但我还是拿到了那个蛋糕。对方被那一句话说得不好意思,没想到我依然坚持要,便干脆送给了我。
蛋糕香甜松软,吃到后面却越来越咸涩。
在那之后,随着年纪增长,我能做的活也越来越多,再也没有因为贫穷而羞愧过,也不再觉得被人暗讽吃剩饭的经历有那么可怕。
直到刚刚我才发现,那并不是我最羞愧的时候,也才知道人原来会因为无地自容,羞愧得发抖。
在Alice被楚既明的人灌酒后失去意识,又从陌生的房间醒来,我混乱又害怕,只知道赶紧逃走,怀孕后更是手足无措。

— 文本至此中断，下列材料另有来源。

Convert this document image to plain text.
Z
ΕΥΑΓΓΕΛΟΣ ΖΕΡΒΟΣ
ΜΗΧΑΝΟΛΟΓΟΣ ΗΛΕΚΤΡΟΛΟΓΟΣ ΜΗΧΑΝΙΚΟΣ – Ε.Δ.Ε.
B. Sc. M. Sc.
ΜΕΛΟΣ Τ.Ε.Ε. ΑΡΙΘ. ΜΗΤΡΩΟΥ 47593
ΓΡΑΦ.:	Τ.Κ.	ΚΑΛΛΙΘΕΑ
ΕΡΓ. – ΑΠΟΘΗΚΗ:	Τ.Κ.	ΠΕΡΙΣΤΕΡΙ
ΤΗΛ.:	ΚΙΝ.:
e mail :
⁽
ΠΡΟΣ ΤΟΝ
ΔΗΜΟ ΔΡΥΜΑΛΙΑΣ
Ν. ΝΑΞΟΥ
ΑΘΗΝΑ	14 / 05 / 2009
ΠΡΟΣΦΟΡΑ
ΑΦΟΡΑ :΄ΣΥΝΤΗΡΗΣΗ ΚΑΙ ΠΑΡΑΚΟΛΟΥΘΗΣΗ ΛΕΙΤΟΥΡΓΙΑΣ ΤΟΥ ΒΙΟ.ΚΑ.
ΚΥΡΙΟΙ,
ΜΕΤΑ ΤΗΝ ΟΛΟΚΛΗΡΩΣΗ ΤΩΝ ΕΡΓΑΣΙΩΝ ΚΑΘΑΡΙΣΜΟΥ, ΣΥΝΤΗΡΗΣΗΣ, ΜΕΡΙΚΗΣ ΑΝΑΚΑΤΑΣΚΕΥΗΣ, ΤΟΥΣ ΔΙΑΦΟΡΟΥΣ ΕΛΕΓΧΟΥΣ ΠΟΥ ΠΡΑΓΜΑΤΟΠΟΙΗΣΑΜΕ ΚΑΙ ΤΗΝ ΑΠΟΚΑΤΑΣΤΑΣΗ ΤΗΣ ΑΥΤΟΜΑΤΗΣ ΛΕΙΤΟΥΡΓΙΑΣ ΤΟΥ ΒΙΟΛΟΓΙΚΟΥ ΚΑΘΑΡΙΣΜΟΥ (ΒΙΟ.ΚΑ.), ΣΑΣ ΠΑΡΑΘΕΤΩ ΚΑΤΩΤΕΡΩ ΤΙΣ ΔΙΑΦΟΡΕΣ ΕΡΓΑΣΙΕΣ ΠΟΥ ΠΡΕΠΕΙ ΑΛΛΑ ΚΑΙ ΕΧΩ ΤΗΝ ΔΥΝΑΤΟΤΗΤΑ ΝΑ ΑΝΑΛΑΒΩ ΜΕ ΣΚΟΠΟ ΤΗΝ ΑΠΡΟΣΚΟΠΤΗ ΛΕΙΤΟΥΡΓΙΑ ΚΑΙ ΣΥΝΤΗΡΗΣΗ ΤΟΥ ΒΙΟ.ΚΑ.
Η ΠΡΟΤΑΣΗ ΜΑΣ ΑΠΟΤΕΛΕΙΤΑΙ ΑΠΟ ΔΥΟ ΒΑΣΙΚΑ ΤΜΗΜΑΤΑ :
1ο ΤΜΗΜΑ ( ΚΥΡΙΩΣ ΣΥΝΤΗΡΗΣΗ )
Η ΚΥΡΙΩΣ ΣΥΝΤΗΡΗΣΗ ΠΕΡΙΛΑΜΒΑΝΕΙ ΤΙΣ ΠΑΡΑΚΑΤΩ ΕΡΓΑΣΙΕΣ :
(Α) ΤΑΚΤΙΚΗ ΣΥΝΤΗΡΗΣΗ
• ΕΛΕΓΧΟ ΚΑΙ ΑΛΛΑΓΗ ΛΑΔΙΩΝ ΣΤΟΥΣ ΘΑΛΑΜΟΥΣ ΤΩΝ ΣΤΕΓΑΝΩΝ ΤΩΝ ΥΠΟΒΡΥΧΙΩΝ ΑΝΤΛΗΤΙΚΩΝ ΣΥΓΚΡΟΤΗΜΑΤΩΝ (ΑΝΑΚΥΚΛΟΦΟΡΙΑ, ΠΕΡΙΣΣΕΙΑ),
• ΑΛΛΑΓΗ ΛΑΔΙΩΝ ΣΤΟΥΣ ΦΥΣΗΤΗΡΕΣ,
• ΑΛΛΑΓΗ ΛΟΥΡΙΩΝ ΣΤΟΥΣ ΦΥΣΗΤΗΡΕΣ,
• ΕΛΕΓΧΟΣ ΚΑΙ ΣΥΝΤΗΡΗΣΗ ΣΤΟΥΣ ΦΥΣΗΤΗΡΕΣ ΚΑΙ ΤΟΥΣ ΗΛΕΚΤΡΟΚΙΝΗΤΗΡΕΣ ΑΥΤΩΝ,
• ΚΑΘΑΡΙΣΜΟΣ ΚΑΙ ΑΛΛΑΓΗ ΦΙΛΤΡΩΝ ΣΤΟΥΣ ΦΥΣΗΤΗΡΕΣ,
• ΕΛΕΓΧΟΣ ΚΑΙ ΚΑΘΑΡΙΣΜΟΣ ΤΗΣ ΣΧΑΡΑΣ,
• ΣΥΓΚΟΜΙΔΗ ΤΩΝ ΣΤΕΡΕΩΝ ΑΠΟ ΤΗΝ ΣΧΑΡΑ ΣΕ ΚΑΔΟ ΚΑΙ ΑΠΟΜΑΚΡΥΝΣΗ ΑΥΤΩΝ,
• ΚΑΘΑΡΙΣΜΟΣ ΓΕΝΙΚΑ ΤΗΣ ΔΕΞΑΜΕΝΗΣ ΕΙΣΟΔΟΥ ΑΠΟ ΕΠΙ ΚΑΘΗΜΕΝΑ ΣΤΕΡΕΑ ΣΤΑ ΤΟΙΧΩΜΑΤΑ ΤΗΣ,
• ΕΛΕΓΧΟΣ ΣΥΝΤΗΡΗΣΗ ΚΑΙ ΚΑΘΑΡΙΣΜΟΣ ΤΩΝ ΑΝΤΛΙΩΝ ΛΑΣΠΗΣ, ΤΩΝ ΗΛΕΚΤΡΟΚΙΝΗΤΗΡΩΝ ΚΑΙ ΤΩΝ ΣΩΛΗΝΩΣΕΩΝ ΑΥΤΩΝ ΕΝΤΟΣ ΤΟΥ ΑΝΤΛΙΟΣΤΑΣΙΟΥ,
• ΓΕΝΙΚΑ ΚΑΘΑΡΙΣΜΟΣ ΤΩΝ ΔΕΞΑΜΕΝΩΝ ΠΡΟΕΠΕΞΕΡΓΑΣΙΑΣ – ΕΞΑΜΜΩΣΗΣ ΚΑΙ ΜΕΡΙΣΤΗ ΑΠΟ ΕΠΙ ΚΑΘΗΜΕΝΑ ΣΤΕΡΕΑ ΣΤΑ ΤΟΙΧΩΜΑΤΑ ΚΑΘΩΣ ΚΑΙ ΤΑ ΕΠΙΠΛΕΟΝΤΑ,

我没能告诉任何人,其实我非常想要留下这个孩子。养育它、照顾它,和它相依为命。
但我也知道,我根本没有力量去抚育一个生命。如果我爱它,就不应该让它到来。
近年的omega的分化率非常低,生育率也同样下降,因此对流产的管控也非常严格。那时候我已经开始受到了各种针对,兼职被全部开除,再不办理流产,费用会越来越高。我不得不去报案受到性犯罪,好拿证明去医院流产,却在路上被人套麻袋打了一顿。
我别无他法,只能去黑诊所流下了胎儿。它已经有了形状,被剪成很多肉块,装在我带来的布袋里,抱在怀里非常非常小,那个触感我总是忘不了,很恐怖,又很伤心,梦里都是在抱着它哭。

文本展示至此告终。